Zehn Sekunden dauert es, bis der Christbaum, dessen trockene Nadeln durch eine Kerze in Brand geraten waren, lichterloh in Flammen steht. Die Brandverhütungsstelle (BVS) Oberösterreich demonstrierte kürzlich dieses „Worst-Case-Szenario“, das nicht selten um die Feiertage eintrete, wie Günther Schwabegger nicht müde wurde, zu betonen. Rund 100 Brände werden alleine in Oberösterreich jährlich durch Kerzen oder Sternspritzer ausgelöst, die Hälfte davon rund um Weihnachten.

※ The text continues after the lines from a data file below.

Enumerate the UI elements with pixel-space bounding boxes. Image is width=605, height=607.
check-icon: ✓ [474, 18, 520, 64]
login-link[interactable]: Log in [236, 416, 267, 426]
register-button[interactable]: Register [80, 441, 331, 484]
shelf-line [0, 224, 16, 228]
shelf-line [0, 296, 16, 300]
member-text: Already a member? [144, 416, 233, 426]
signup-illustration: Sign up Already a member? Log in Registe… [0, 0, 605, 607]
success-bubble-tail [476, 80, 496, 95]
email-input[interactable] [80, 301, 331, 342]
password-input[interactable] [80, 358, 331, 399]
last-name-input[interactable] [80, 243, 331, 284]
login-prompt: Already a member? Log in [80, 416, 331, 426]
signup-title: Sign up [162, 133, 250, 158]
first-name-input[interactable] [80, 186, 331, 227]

Zur Prävention gibt die BVS daher wertvolle Tipps. So sollte neben einem Christbaum immer ein Kübel Wasser oder ein Feuerlöscher in Griffweite sein. Außerdem rät Schwabegger, den Baum so spät wie möglich bei einem regionalen Händler zu kaufen, weil er dann frisch geschlagen sei. Die Tanne oder Fichte sollte man dann noch bis zum Aufputzen im Freien lagern und den Stamm in einen Behälter mit Wasser oder in den Schnee stellen. Dadurch werde das Austrocknen der Nadeln herausgezögert. Wenn man nicht auf Echt- oder Spritzkerzen verzichten möchte, gelte es darauf zu achten, dass diese nicht zu dicht unter einem Ast oder einem Christbaumschmuck angebracht werden. Auch das sprichwörtliche „Geschenke unter den Baum“-Legen, sollte unterlassen werden. Denn der Funkenflug der Spritzkerzen könne leicht das Geschenkpapier entzünden.

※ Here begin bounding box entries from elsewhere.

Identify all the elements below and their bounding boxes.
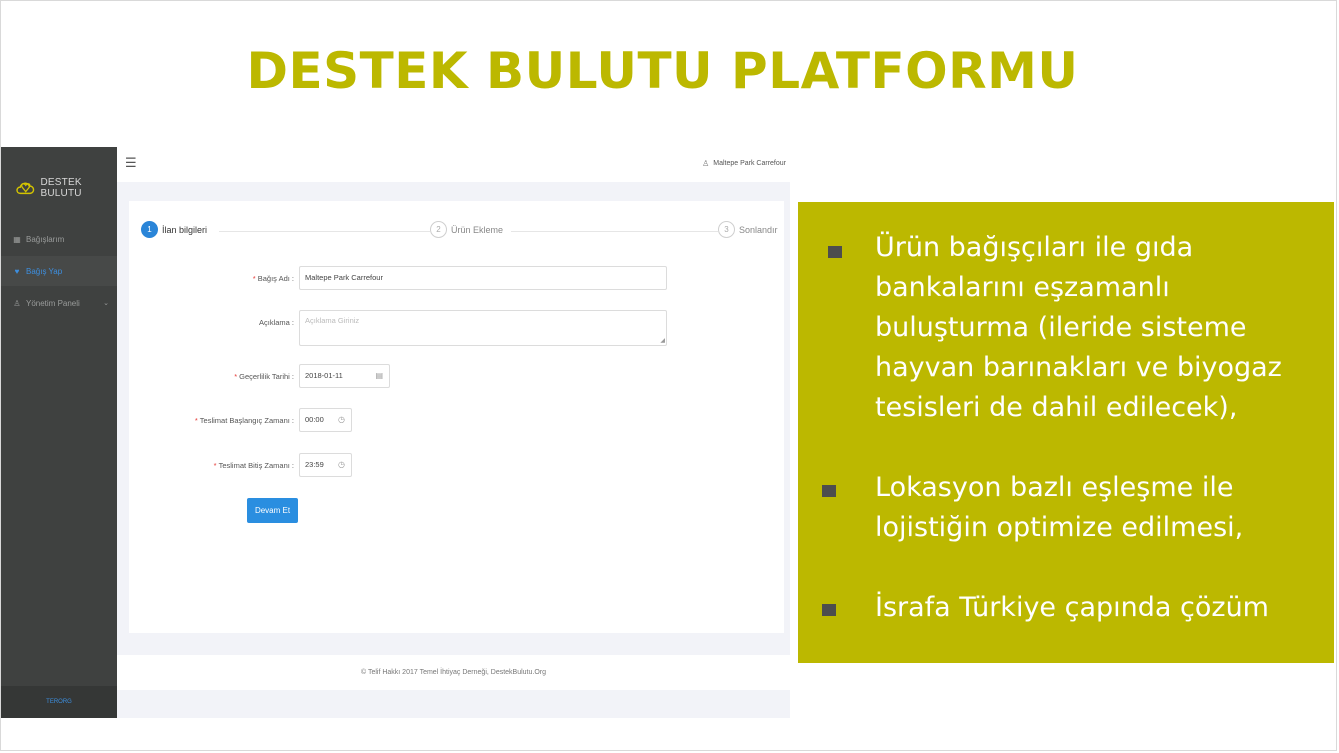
step-1[interactable]: 1 İlan bilgileri — [141, 221, 208, 238]
grid-icon: ▦ — [13, 234, 21, 244]
user-menu[interactable]: ♙ Maltepe Park Carrefour — [702, 159, 786, 168]
user-icon: ♙ — [702, 159, 710, 168]
expiry-date-input[interactable]: 2018-01-11 ▤ — [299, 364, 390, 388]
step-connector — [511, 231, 731, 232]
form-row-delivery-start: * Teslimat Başlangıç Zamanı : 00:00 ◷ — [129, 408, 784, 434]
sidebar-item-yonetim-paneli[interactable]: ♙ Yönetim Paneli ⌄ — [1, 288, 117, 318]
bullet-square — [822, 485, 836, 497]
description-textarea[interactable]: Açıklama Giriniz ◢ — [299, 310, 667, 346]
sidebar-footer: TERORG — [1, 686, 117, 718]
calendar-icon[interactable]: ▤ — [375, 365, 383, 387]
description-placeholder: Açıklama Giriniz — [305, 316, 360, 325]
delivery-end-label: Teslimat Bitiş Zamanı : — [218, 461, 294, 470]
sidebar-item-bagislarim[interactable]: ▦ Bağışlarım — [1, 224, 117, 254]
menu-toggle-icon[interactable]: ☰ — [125, 156, 137, 169]
app-footer: © Telif Hakkı 2017 Temel İhtiyaç Derneği… — [117, 655, 790, 690]
continue-button[interactable]: Devam Et — [247, 498, 298, 523]
topbar: ☰ ♙ Maltepe Park Carrefour — [117, 147, 790, 182]
sidebar-item-label: Yönetim Paneli — [26, 298, 80, 308]
bullet-square — [828, 246, 842, 258]
delivery-start-input[interactable]: 00:00 ◷ — [299, 408, 352, 432]
required-marker: * — [234, 372, 238, 381]
brand[interactable]: DESTEK BULUTU — [15, 177, 117, 199]
delivery-end-value: 23:59 — [305, 460, 324, 469]
step-number: 1 — [141, 221, 158, 238]
clock-icon[interactable]: ◷ — [338, 454, 345, 476]
step-label: Ürün Ekleme — [451, 224, 504, 235]
form-card: 1 İlan bilgileri 2 Ürün Ekleme 3 Sonland… — [129, 201, 784, 633]
donation-name-label: Bağış Adı : — [257, 274, 294, 283]
step-2[interactable]: 2 Ürün Ekleme — [430, 221, 504, 238]
sidebar-item-bagis-yap[interactable]: ♥ Bağış Yap — [1, 256, 117, 286]
delivery-start-value: 00:00 — [305, 415, 324, 424]
form-row-expiry-date: * Geçerlilik Tarihi : 2018-01-11 ▤ — [129, 364, 784, 390]
heart-icon: ♥ — [14, 266, 20, 276]
sidebar-item-label: Bağış Yap — [26, 266, 63, 276]
step-3[interactable]: 3 Sonlandır — [718, 221, 778, 238]
user-name: Maltepe Park Carrefour — [713, 160, 786, 167]
info-bullet-3: İsrafa Türkiye çapında çözüm — [875, 592, 1269, 623]
info-panel: Ürün bağışçıları ile gıda bankalarını eş… — [798, 202, 1334, 663]
bullet-square — [822, 604, 836, 616]
step-number: 2 — [430, 221, 447, 238]
step-label: Sonlandır — [739, 224, 778, 235]
description-label: Açıklama : — [258, 318, 294, 327]
user-icon: ♙ — [13, 298, 21, 308]
app-screenshot: DESTEK BULUTU ▦ Bağışlarım ♥ Bağış Yap ♙… — [1, 147, 790, 718]
form-row-donation-name: * Bağış Adı : Maltepe Park Carrefour — [129, 266, 784, 292]
step-label: İlan bilgileri — [162, 224, 208, 235]
resize-grip-icon[interactable]: ◢ — [660, 338, 665, 344]
info-bullet-2: Lokasyon bazlı eşleşme ile lojistiğin op… — [875, 472, 1244, 543]
brand-name: DESTEK BULUTU — [40, 177, 82, 199]
step-number: 3 — [718, 221, 735, 238]
sidebar: DESTEK BULUTU ▦ Bağışlarım ♥ Bağış Yap ♙… — [1, 147, 117, 718]
step-connector — [219, 231, 439, 232]
expiry-date-label: Geçerlilik Tarihi : — [239, 372, 294, 381]
delivery-start-label: Teslimat Başlangıç Zamanı : — [199, 416, 294, 425]
sidebar-item-label: Bağışlarım — [26, 234, 65, 244]
chevron-down-icon: ⌄ — [103, 300, 109, 307]
form-row-description: Açıklama : Açıklama Giriniz ◢ — [129, 310, 784, 346]
slide-title: DESTEK BULUTU PLATFORMU — [246, 42, 1079, 100]
required-marker: * — [252, 274, 256, 283]
donation-name-input[interactable]: Maltepe Park Carrefour — [299, 266, 667, 290]
delivery-end-input[interactable]: 23:59 ◷ — [299, 453, 352, 477]
required-marker: * — [194, 416, 198, 425]
required-marker: * — [213, 461, 217, 470]
cloud-heart-logo-icon — [16, 182, 35, 195]
info-bullet-1: Ürün bağışçıları ile gıda bankalarını eş… — [875, 232, 1282, 423]
expiry-date-value: 2018-01-11 — [305, 371, 343, 380]
stepper: 1 İlan bilgileri 2 Ürün Ekleme 3 Sonland… — [141, 221, 778, 241]
form-row-delivery-end: * Teslimat Bitiş Zamanı : 23:59 ◷ — [129, 453, 784, 479]
clock-icon[interactable]: ◷ — [338, 409, 345, 431]
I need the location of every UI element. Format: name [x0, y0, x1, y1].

Die Tipps auf einen Blick:

  • Kübel Wasser oder Feuerlöscher in Reichweite und nicht zu nahe am Christbaum platzieren
  • Christbaum so frisch wie möglich bei einem regionalen Händler kaufen
  • Den Stamm in einen mit Wasser gefüllten Ständer stellen, vergewissern, dass der Baum stabil und sicher steht
  • Sternspritzer (erreichen Temperaturen von bis zu 1200 Grad) und Kerzen nicht zu nahe am Christbaumschmuck (Strohsterne!) anbringen
  • Geschenke besser nicht direkt unter den Baum legen, auch wenn es hübsch aussieht
  • Wenn die Zweige schon trocken sind, Kerzen nicht mehr anzünden
  • Kerzen nicht zu weit hinabbrennen lassen
  • Genügend Abstand zu Vorhängen einhalten
  • Auf Haustiere achten
  • Adventkränze und Christbäume auf feuerfeste Unterlage stellen

Alarmieren - Retten - Löschen

Grundsätzlich sollten brennende Kerzen niemals unbeaufsichtigt gelassen werden, so die dringende Bitte des Brandexperten. Sollte ein Christbaum dennoch anfangen zu brennen und das Feuer könne nicht schnell gelöscht werden, gelte laut BVS der Grundsatz: „Alarmieren - Retten - Löschen“.

Sicherer sei es, auf elektrische Kerzen oder Lichterketten umzusteigen. Beim Kauf sollte man besser jene Ketten mit Transformator oder Netzteil nehmen, denn ein Trafo reduziere die Steckdosenspannung deutlich. Auch die Verwendung von LED sei im Hinblick auf den Stromverbrauch ratsam, so die BVS.